Gottfried Benn

1886-1956 / Lutheran

Left the House

Left the house shattered, it hurt so bad,
so many years as a man, compromise,
in spite of partial success in intellectual tussle
he was never anyone of Olympian allure.

He walked slowly through the dreamscape
of the late autumn day, barely distinguishable
from early spring, with young willows
and a patch of waste ground where blue jays screamed.

Dreamy exposure to phenomena
that to nature in its administration
of various cycles—young and old alike—
are inseparably part of a single order—:

so he drank his gin and accepted a dish
of sausage soup, free on Thursdays
with a beverage and so found the Olympian balance
of sorrow and pleasure.

II

He had been reading on the park bench
and stared into the gray of the last roses,
there were no titans, just shrubs
thinned out by fall.

He put down his book. It was a day like any other
and the people were like all people everywhere,
that was how it would always be, at least
this mixture of death and laughter would persist.
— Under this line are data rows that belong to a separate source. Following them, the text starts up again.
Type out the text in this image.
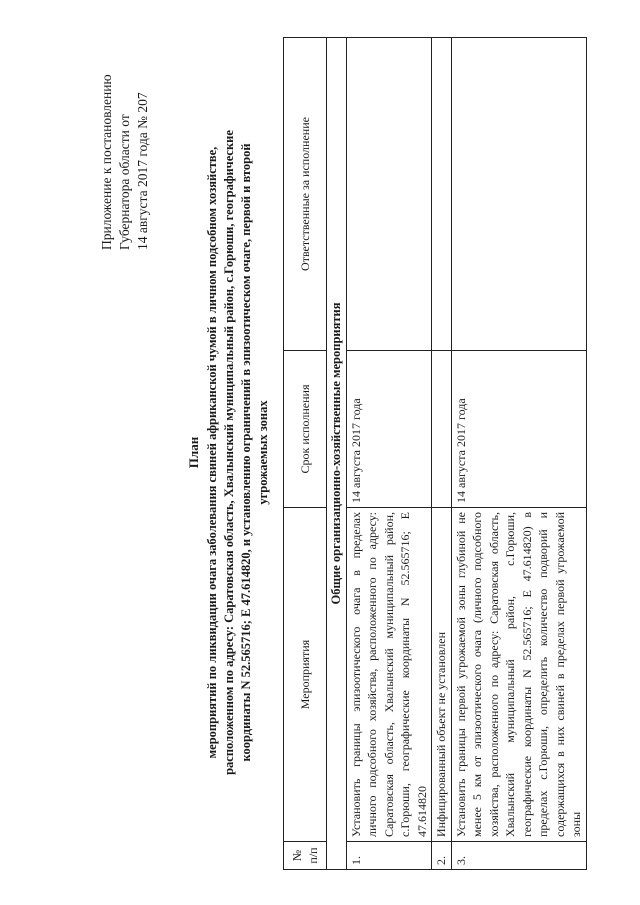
Приложение к постановлению Губернатора области от 14 августа 2017 года № 207
План мероприятий по ликвидации очага заболевания свиней африканской чумой в личном подсобном хозяйстве, расположенном по адресу: Саратовская область, Хвалынский муниципальный район, с.Горюши, географические координаты N 52.565716; E 47.614820, и установлению ограничений в эпизоотическом очаге, первой и второй угрожаемых зонах
№ п/п	Мероприятия	Срок исполнения	Ответственные за исполнение
Общие организационно-хозяйственные мероприятия			
1.	Установить границы эпизоотического очага в пределах личного подсобного хозяйства, расположенного по адресу: Саратовская область, Хвалынский муниципальный район, с.Горюши, географические координаты N 52.565716; E 47.614820	14 августа 2017 года	
2.	Инфицированный объект не установлен		
3.	Установить границы первой угрожаемой зоны глубиной не менее 5 км от эпизоотического очага (личного подсобного хозяйства, расположенного по адресу: Саратовская область, Хвалынский муниципальный район, с.Горюши, географические координаты N 52.565716; E 47.614820) в пределах с.Горюши, определить количество подворий и содержащихся в них свиней в пределах первой угрожаемой зоны	14 августа 2017 года	
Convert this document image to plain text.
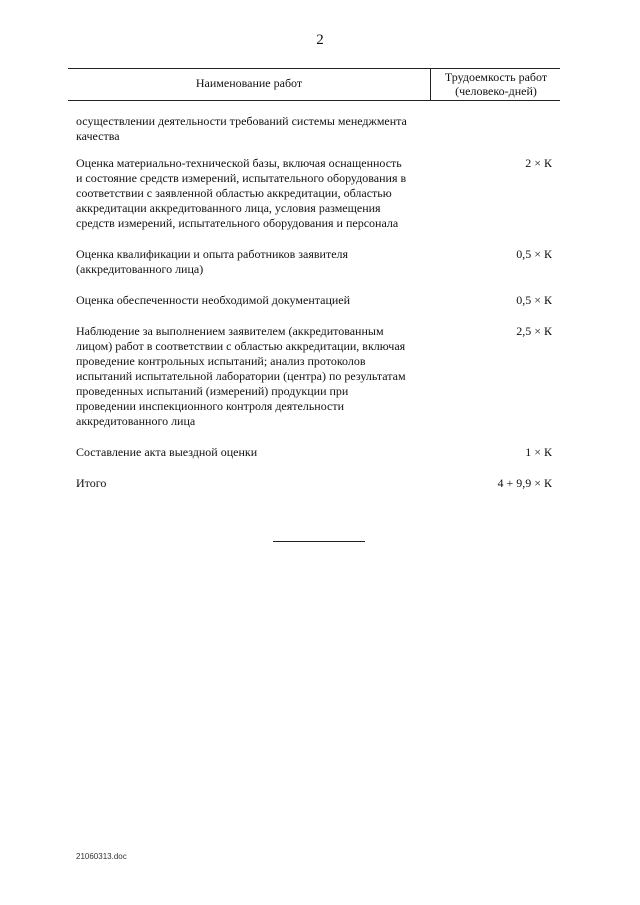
2
Наименование работ	Трудоемкость работ
(человеко-дней)
осуществлении деятельности требований системы менеджмента
качества
Оценка материально-технической базы, включая оснащенность
и состояние средств измерений, испытательного оборудования в
соответствии с заявленной областью аккредитации, областью
аккредитации аккредитованного лица, условия размещения
средств измерений, испытательного оборудования и персонала
2 × К
Оценка квалификации и опыта работников заявителя
(аккредитованного лица)
0,5 × К
Оценка обеспеченности необходимой документацией	0,5 × К
Наблюдение за выполнением заявителем (аккредитованным
лицом) работ в соответствии с областью аккредитации, включая
проведение контрольных испытаний; анализ протоколов
испытаний испытательной лаборатории (центра) по результатам
проведенных испытаний (измерений) продукции при
проведении инспекционного контроля деятельности
аккредитованного лица
2,5 × К
Составление акта выездной оценки	1 × К
Итого	4 + 9,9 × К
21060313.doc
A scent is enough to change things,
even small flowers stand in some relation to a cedar of Lebanon,
then he walked on and saw the windows of the furriers
were full of warm things for the winter ahead.

III

All very well, a gin and a few minutes
in the park at noon, with the sun shining,
but what when the landlord comes by, there are problems
with your tax return, and the girlfriend's in tears?

Shattered: how far are you allowed to push your I,
and see peculiar things as somehow symptomatic?
Shattered: to what extent are you obliged to play by the rules—
as far as a Ludwig Richter canvas?

Shattered: no one knows. Shattered and you turn
equally pained to singular and universal—
your little experiment with destiny will end
gloriously and forever, but quite alone.

Damned evergreens! Vinyl whines!
Gin, sun, cedars—what use are they
to help the self reconcile landlord, God, and dream—
voices warble and words mock—
left the house and closed his reverie.